Nada fora previsto. Explicações, ponderações, mesmo ousadas profecias eram
nada, se comparadas à realidade. O que ocorreu foi, em cada detalhe, algo
inesperado e novo. O contraste entre a pequenez das ideias propulsoras e seu
efeito era incompreensível. Em meio a tanta perplexidade, porém, uma coisa era
certa: aquilo só poderia desembocar numa guerra – e não numa guerra acanhada,
insegura de si própria, mas numa que irromperia orgulhosa e voraz, como as
guerras bíblicas dos assírios".
O texto acima faz parte do livro O Jogo dos Olhos, o terceiro volume da autobiografia de Elias Canetti. Refere-se à ascenção de Hitler, em janeiro de 1933. Se fecharmos os olhos e considerarmos a dramaticidade histórica, transportando-a para os nossos dias, podemos facilmente adaptá-la para a posse de Trump em janeiro deste ano.

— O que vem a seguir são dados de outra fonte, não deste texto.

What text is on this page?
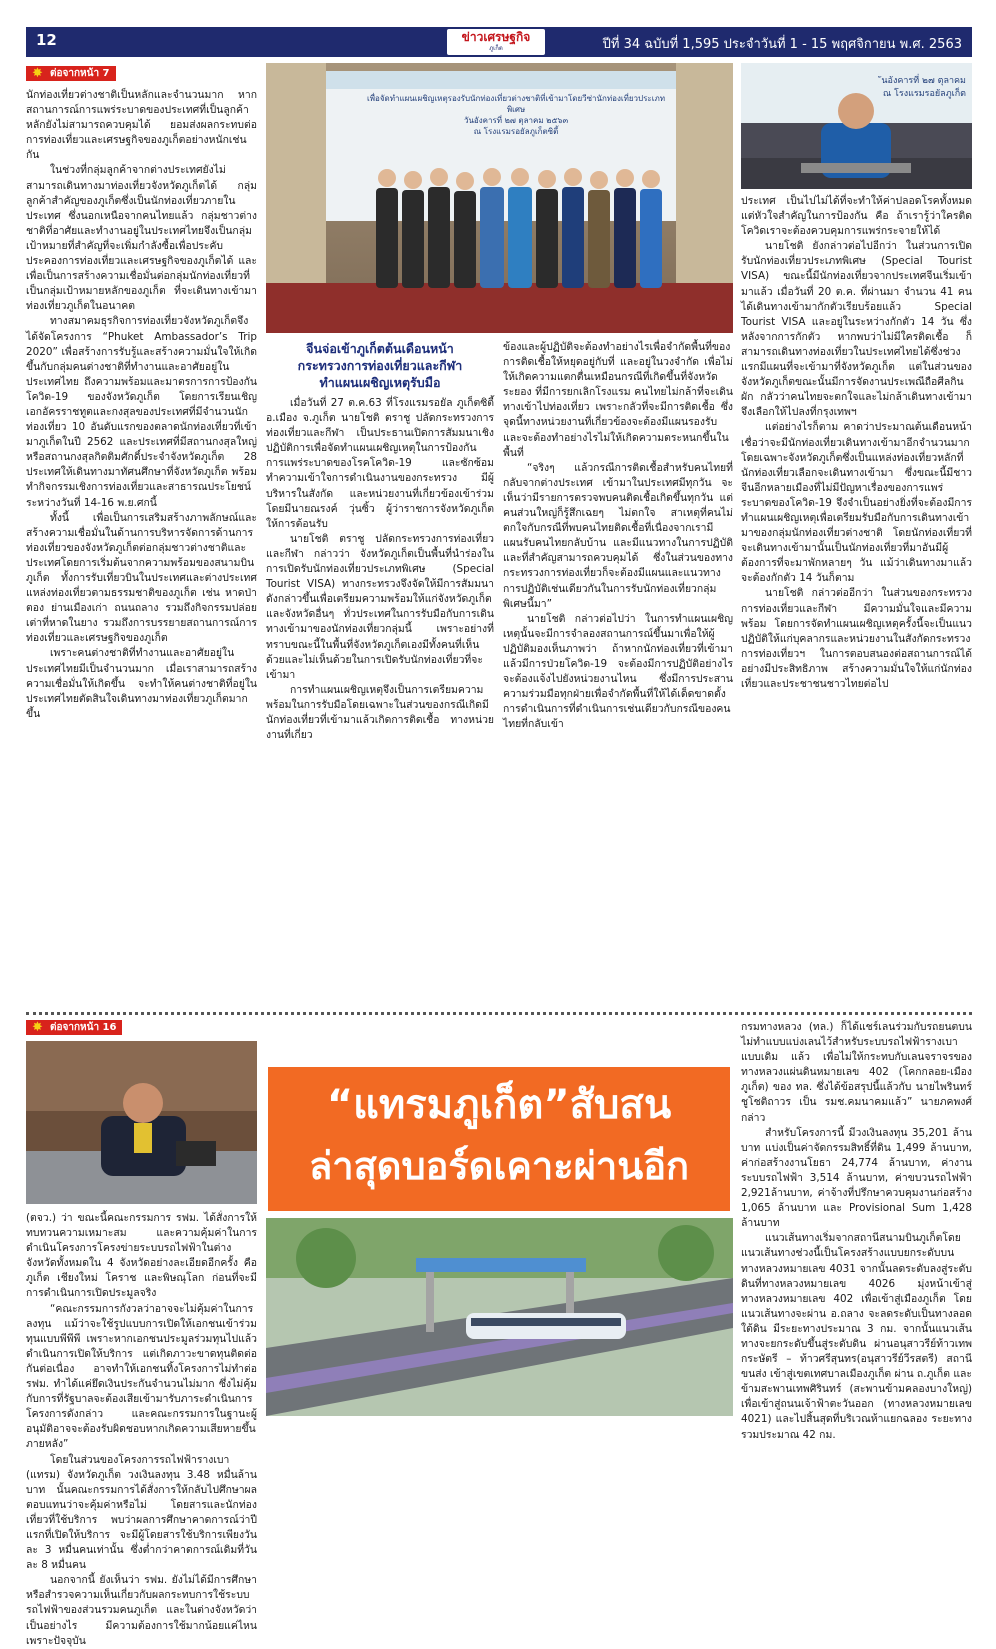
12	ข่าวเศรษฐกิจ
ภูเก็ต	ปีที่ 34 ฉบับที่ 1,595 ประจำวันที่ 1 - 15 พฤศจิกายน พ.ศ. 2563
✸ ต่อจากหน้า 7

นักท่องเที่ยวต่างชาติเป็นหลักและจำนวนมาก หากสถานการณ์การแพร่ระบาดของประเทศที่เป็นลูกค้าหลักยังไม่สามารถควบคุมได้ ยอมส่งผลกระทบต่อการท่องเที่ยวและเศรษฐกิจของภูเก็ตอย่างหนักเช่นกัน

ในช่วงที่กลุ่มลูกค้าจากต่างประเทศยังไม่สามารถเดินทางมาท่องเที่ยวจังหวัดภูเก็ตได้ กลุ่มลูกค้าสำคัญของภูเก็ตซึ่งเป็นนักท่องเที่ยวภายในประเทศ ซึ่งนอกเหนือจากคนไทยแล้ว กลุ่มชาวต่างชาติที่อาศัยและทำงานอยู่ในประเทศไทยจึงเป็นกลุ่มเป้าหมายที่สำคัญที่จะเพิ่มกำลังซื้อเพื่อประคับประคองการท่องเที่ยวและเศรษฐกิจของภูเก็ตได้ และเพื่อเป็นการสร้างความเชื่อมั่นต่อกลุ่มนักท่องเที่ยวที่เป็นกลุ่มเป้าหมายหลักของภูเก็ต ที่จะเดินทางเข้ามาท่องเที่ยวภูเก็ตในอนาคต

ทางสมาคมธุรกิจการท่องเที่ยวจังหวัดภูเก็ตจึงได้จัดโครงการ “Phuket Ambassador’s Trip 2020” เพื่อสร้างการรับรู้และสร้างความมั่นใจให้เกิดขึ้นกับกลุ่มคนต่างชาติที่ทำงานและอาศัยอยู่ในประเทศไทย ถึงความพร้อมและมาตรการการป้องกันโควิด-19 ของจังหวัดภูเก็ต โดยการเรียนเชิญเอกอัครราชทูตและกงสุลของประเทศที่มีจำนวนนักท่องเที่ยว 10 อันดับแรกของตลาดนักท่องเที่ยวที่เข้ามาภูเก็ตในปี 2562 และประเทศที่มีสถานกงสุลใหญ่ หรือสถานกงสุลกิตติมศักดิ์ประจำจังหวัดภูเก็ต 28 ประเทศให้เดินทางมาทัศนศึกษาที่จังหวัดภูเก็ต พร้อมทำกิจกรรมเชิงการท่องเที่ยวและสาธารณประโยชน์ ระหว่างวันที่ 14-16 พ.ย.ศกนี้

ทั้งนี้ เพื่อเป็นการเสริมสร้างภาพลักษณ์และสร้างความเชื่อมั่นในด้านการบริหารจัดการด้านการท่องเที่ยวของจังหวัดภูเก็ตต่อกลุ่มชาวต่างชาติและประเทศโดยการเริ่มต้นจากความพร้อมของสนามบินภูเก็ต ทั้งการรับเที่ยวบินในประเทศและต่างประเทศ แหล่งท่องเที่ยวตามธรรมชาติของภูเก็ต เช่น หาดป่าตอง ย่านเมืองเก่า ถนนถลาง รวมถึงกิจกรรมปล่อยเต่าที่หาดในยาง รวมถึงการบรรยายสถานการณ์การท่องเที่ยวและเศรษฐกิจของภูเก็ต

เพราะคนต่างชาติที่ทำงานและอาศัยอยู่ในประเทศไทยมีเป็นจำนวนมาก เมื่อเราสามารถสร้างความเชื่อมั่นให้เกิดขึ้น จะทำให้คนต่างชาติที่อยู่ในประเทศไทยตัดสินใจเดินทางมาท่องเที่ยวภูเก็ตมากขึ้น

เพื่อจัดทำแผนเผชิญเหตุรองรับนักท่องเที่ยวต่างชาติที่เข้ามาโดยวีซ่านักท่องเที่ยวประเภทพิเศษ
วันอังคารที่ ๒๗ ตุลาคม ๒๕๖๓
ณ โรงแรมรอยัลภูเก็ตซิตี้
ันอังคารที่ ๒๗ ตุลาคม
ณ โรงแรมรอยัลภูเก็ต

ประเทศ เป็นไปไม่ได้ที่จะทำให้ค่าปลอดโรคทั้งหมด แต่หัวใจสำคัญในการป้องกัน คือ ถ้าเรารู้ว่าใครติดโควิดเราจะต้องควบคุมการแพร่กระจายให้ได้

นายโชติ ยังกล่าวต่อไปอีกว่า ในส่วนการเปิดรับนักท่องเที่ยวประเภทพิเศษ (Special Tourist VISA) ขณะนี้มีนักท่องเที่ยวจากประเทศจีนเริ่มเข้ามาแล้ว เมื่อวันที่ 20 ต.ค. ที่ผ่านมา จำนวน 41 คน ได้เดินทางเข้ามากักตัวเรียบร้อยแล้ว Special Tourist VISA และอยู่ในระหว่างกักตัว 14 วัน ซึ่งหลังจากการกักตัว หากพบว่าไม่มีใครติดเชื้อ ก็สามารถเดินทางท่องเที่ยวในประเทศไทยได้ซึ่งช่วงแรกมีแผนที่จะเข้ามาที่จังหวัดภูเก็ต แต่ในส่วนของจังหวัดภูเก็ตขณะนั้นมีการจัดงานประเพณีถือศีลกินผัก กลัวว่าคนไทยจะตกใจและไม่กล้าเดินทางเข้ามา จึงเลือกให้ไปลงที่กรุงเทพฯ

แต่อย่างไรก็ตาม คาดว่าประมาณต้นเดือนหน้าเชื่อว่าจะมีนักท่องเที่ยวเดินทางเข้ามาอีกจำนวนมากโดยเฉพาะจังหวัดภูเก็ตซึ่งเป็นแหล่งท่องเที่ยวหลักที่นักท่องเที่ยวเลือกจะเดินทางเข้ามา ซึ่งขณะนี้มีชาวจีนอีกหลายเมืองที่ไม่มีปัญหาเรื่องของการแพร่ระบาดของโควิด-19 จึงจำเป็นอย่างยิ่งที่จะต้องมีการทำแผนเผชิญเหตุเพื่อเตรียมรับมือกับการเดินทางเข้ามาของกลุ่มนักท่องเที่ยวต่างชาติ โดยนักท่องเที่ยวที่จะเดินทางเข้ามานั้นเป็นนักท่องเที่ยวที่มาอันมีผู้ ต้องการที่จะมาพักหลายๆ วัน แม้ว่าเดินทางมาแล้วจะต้องกักตัว 14 วันก็ตาม

นายโชติ กล่าวต่ออีกว่า ในส่วนของกระทรวงการท่องเที่ยวและกีฬา มีความมั่นใจและมีความพร้อม โดยการจัดทำแผนเผชิญเหตุครั้งนี้จะเป็นแนวปฏิบัติให้แก่บุคลากรและหน่วยงานในสังกัดกระทรวงการท่องเที่ยวฯ ในการตอบสนองต่อสถานการณ์ได้อย่างมีประสิทธิภาพ สร้างความมั่นใจให้แก่นักท่องเที่ยวและประชาชนชาวไทยต่อไป

จีนจ่อเข้าภูเก็ตต้นเดือนหน้า
กระทรวงการท่องเที่ยวและกีฬา
ทำแผนเผชิญเหตุรับมือ

เมื่อวันที่ 27 ต.ค.63 ที่โรงแรมรอยัล ภูเก็ตซิตี้ อ.เมือง จ.ภูเก็ต นายโชติ ตราชู ปลัดกระทรวงการท่องเที่ยวและกีฬา เป็นประธานเปิดการสัมมนาเชิงปฏิบัติการเพื่อจัดทำแผนเผชิญเหตุในการป้องกันการแพร่ระบาดของโรคโควิด-19 และซักซ้อมทำความเข้าใจการดำเนินงานของกระทรวง มีผู้บริหารในสังกัด และหน่วยงานที่เกี่ยวข้องเข้าร่วม โดยมีนายณรงค์ วุ่นซิ้ว ผู้ว่าราชการจังหวัดภูเก็ต ให้การต้อนรับ

นายโชติ ตราชู ปลัดกระทรวงการท่องเที่ยวและกีฬา กล่าวว่า จังหวัดภูเก็ตเป็นพื้นที่นำร่องในการเปิดรับนักท่องเที่ยวประเภทพิเศษ (Special Tourist VISA) ทางกระทรวงจึงจัดให้มีการสัมมนาดังกล่าวขึ้นเพื่อเตรียมความพร้อมให้แก่จังหวัดภูเก็ต และจังหวัดอื่นๆ ทั่วประเทศในการรับมือกับการเดินทางเข้ามาของนักท่องเที่ยวกลุ่มนี้ เพราะอย่างที่ทราบขณะนี้ในพื้นที่จังหวัดภูเก็ตเองมีทั้งคนที่เห็นด้วยและไม่เห็นด้วยในการเปิดรับนักท่องเที่ยวที่จะเข้ามา

การทำแผนเผชิญเหตุจึงเป็นการเตรียมความพร้อมในการรับมือโดยเฉพาะในส่วนของกรณีเกิดมีนักท่องเที่ยวที่เข้ามาแล้วเกิดการติดเชื้อ ทางหน่วยงานที่เกี่ยว

ข้องและผู้ปฏิบัติจะต้องทำอย่างไรเพื่อจำกัดพื้นที่ของการติดเชื้อให้หยุดอยู่กับที่ และอยู่ในวงจำกัด เพื่อไม่ให้เกิดความแตกตื่นเหมือนกรณีที่เกิดขึ้นที่จังหวัดระยอง ที่มีการยกเลิกโรงแรม คนไทยไม่กล้าที่จะเดินทางเข้าไปท่องเที่ยว เพราะกลัวที่จะมีการติดเชื้อ ซึ่งจุดนี้ทางหน่วยงานที่เกี่ยวข้องจะต้องมีแผนรองรับและจะต้องทำอย่างไรไม่ให้เกิดความตระหนกขึ้นในพื้นที่

“จริงๆ แล้วกรณีการติดเชื้อสำหรับคนไทยที่กลับจากต่างประเทศ เข้ามาในประเทศมีทุกวัน จะเห็นว่ามีรายการตรวจพบคนติดเชื้อเกิดขึ้นทุกวัน แต่คนส่วนใหญ่ก็รู้สึกเฉยๆ ไม่ตกใจ สาเหตุที่คนไม่ตกใจกับกรณีที่พบคนไทยติดเชื้อที่เนื่องจากเรามีแผนรับคนไทยกลับบ้าน และมีแนวทางในการปฏิบัติ และที่สำคัญสามารถควบคุมได้ ซึ่งในส่วนของทางกระทรวงการท่องเที่ยวก็จะต้องมีแผนและแนวทางการปฏิบัติเช่นเดียวกันในการรับนักท่องเที่ยวกลุ่มพิเศษนี้มา”

นายโชติ กล่าวต่อไปว่า ในการทำแผนเผชิญเหตุนั้นจะมีการจำลองสถานการณ์ขึ้นมาเพื่อให้ผู้ปฏิบัติมองเห็นภาพว่า ถ้าหากนักท่องเที่ยวที่เข้ามาแล้วมีการป่วยโควิด-19 จะต้องมีการปฏิบัติอย่างไร จะต้องแจ้งไปยังหน่วยงานไหน ซึ่งมีการประสานความร่วมมือทุกฝ่ายเพื่อจำกัดพื้นที่ให้ได้เด็ดขาดตั้งการดำเนินการที่ดำเนินการเช่นเดียวกับกรณีของคนไทยที่กลับเข้า

✸ ต่อจากหน้า 16
“แทรมภูเก็ต”สับสน
ล่าสุดบอร์ดเคาะผ่านอีก

(ตจว.) ว่า ขณะนี้คณะกรรมการ รฟม. ได้สั่งการให้ทบทวนความเหมาะสม และความคุ้มค่าในการดำเนินโครงการโครงข่ายระบบรถไฟฟ้าในต่างจังหวัดทั้งหมดใน 4 จังหวัดอย่างละเอียดอีกครั้ง คือ ภูเก็ต เชียงใหม่ โคราช และพิษณุโลก ก่อนที่จะมีการดำเนินการเปิดประมูลจริง

“คณะกรรมการกังวลว่าอาจจะไม่คุ้มค่าในการลงทุน แม้ว่าจะใช้รูปแบบการเปิดให้เอกชนเข้าร่วมทุนแบบพีพีพี เพราะหากเอกชนประมูลร่วมทุนไปแล้ว ดำเนินการเปิดให้บริการ แต่เกิดภาวะขาดทุนติดต่อกันต่อเนื่อง อาจทำให้เอกชนทิ้งโครงการไม่ทำต่อ รฟม. ทำได้แค่ยึดเงินประกันจำนวนไม่มาก ซึ่งไม่คุ้มกับการที่รัฐบาลจะต้องเสียเข้ามารับภาระดำเนินการโครงการดังกล่าว และคณะกรรมการในฐานะผู้อนุมัติอาจจะต้องรับผิดชอบหากเกิดความเสียหายขึ้นภายหลัง”

โดยในส่วนของโครงการรถไฟฟ้ารางเบา (แทรม) จังหวัดภูเก็ต วงเงินลงทุน 3.48 หมื่นล้านบาท นั้นคณะกรรมการได้สั่งการให้กลับไปศึกษาผลตอบแทนว่าจะคุ้มค่าหรือไม่ โดยสารและนักท่องเที่ยวที่ใช้บริการ พบว่าผลการศึกษาคาดการณ์ว่าปีแรกที่เปิดให้บริการ จะมีผู้โดยสารใช้บริการเพียงวันละ 3 หมื่นคนเท่านั้น ซึ่งต่ำกว่าคาดการณ์เดิมที่วันละ 8 หมื่นคน

นอกจากนี้ ยังเห็นว่า รฟม. ยังไม่ได้มีการศึกษาหรือสำรวจความเห็นเกี่ยวกับผลกระทบการใช้ระบบรถไฟฟ้าของส่วนรวมคนภูเก็ต และในต่างจังหวัดว่าเป็นอย่างไร มีความต้องการใช้มากน้อยแค่ไหน เพราะปัจจุบัน

กรมทางหลวง (ทล.) ก็ได้แชร์เลนร่วมกับรถยนตบน ไม่ทำแบบแบ่งเลนไว้สำหรับระบบรถไฟฟ้ารางเบาแบบเดิม แล้ว เพื่อไม่ให้กระทบกับเลนจราจรของทางหลวงแผ่นดินหมายเลข 402 (โคกกลอย-เมืองภูเก็ต) ของ ทล. ซึ่งได้ข้อสรุปนี้แล้วกับ นายไพรินทร์ ชูโชติถาวร เป็น รมช.คมนาคมแล้ว” นายภคพงศ์กล่าว

สำหรับโครงการนี้ มีวงเงินลงทุน 35,201 ล้านบาท แบ่งเป็นค่าจัดกรรมสิทธิ์ที่ดิน 1,499 ล้านบาท, ค่าก่อสร้างงานโยธา 24,774 ล้านบาท, ค่างานระบบรถไฟฟ้า 3,514 ล้านบาท, ค่าขบวนรถไฟฟ้า 2,921ล้านบาท, ค่าจ้างที่ปรึกษาควบคุมงานก่อสร้าง 1,065 ล้านบาท และ Provisional Sum 1,428 ล้านบาท

แนวเส้นทางเริ่มจากสถานีสนามบินภูเก็ตโดยแนวเส้นทางช่วงนี้เป็นโครงสร้างแบบยกระดับบนทางหลวงหมายเลข 4031 จากนั้นลดระดับลงสู่ระดับดินที่ทางหลวงหมายเลข 4026 มุ่งหน้าเข้าสู่ทางหลวงหมายเลข 402 เพื่อเข้าสู่เมืองภูเก็ต โดยแนวเส้นทางจะผ่าน อ.ถลาง จะลดระดับเป็นทางลอดใต้ดิน มีระยะทางประมาณ 3 กม. จากนั้นแนวเส้นทางจะยกระดับขึ้นสู่ระดับดิน ผ่านอนุสาวรีย์ท้าวเทพกระษัตรี – ท้าวศรีสุนทร(อนุสาวรีย์วีรสตรี) สถานีขนส่ง เข้าสู่เขตเทศบาลเมืองภูเก็ต ผ่าน ถ.ภูเก็ต และข้ามสะพานเทพศิรินทร์ (สะพานข้ามคลองบางใหญ่) เพื่อเข้าสู่ถนนเจ้าฟ้าตะวันออก (ทางหลวงหมายเลข 4021) และไปสิ้นสุดที่บริเวณห้าแยกฉลอง ระยะทางรวมประมาณ 42 กม.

Um texto que imprime ao fato narrado uma universalidade atemporal: se estávamos naquele momento na Alemanha nazista, hoje estamos nos Estados Unidos neoliberal. O perplexo se contorce e se estende impoluto até os nossos dias, como se cada fração daquela tragédia sobrevivesse incólume para se recompor, ordinária, fútil, brutal, no presente - e prolongando-se, porque nada demonstra que será debelada, rumo ao futuro.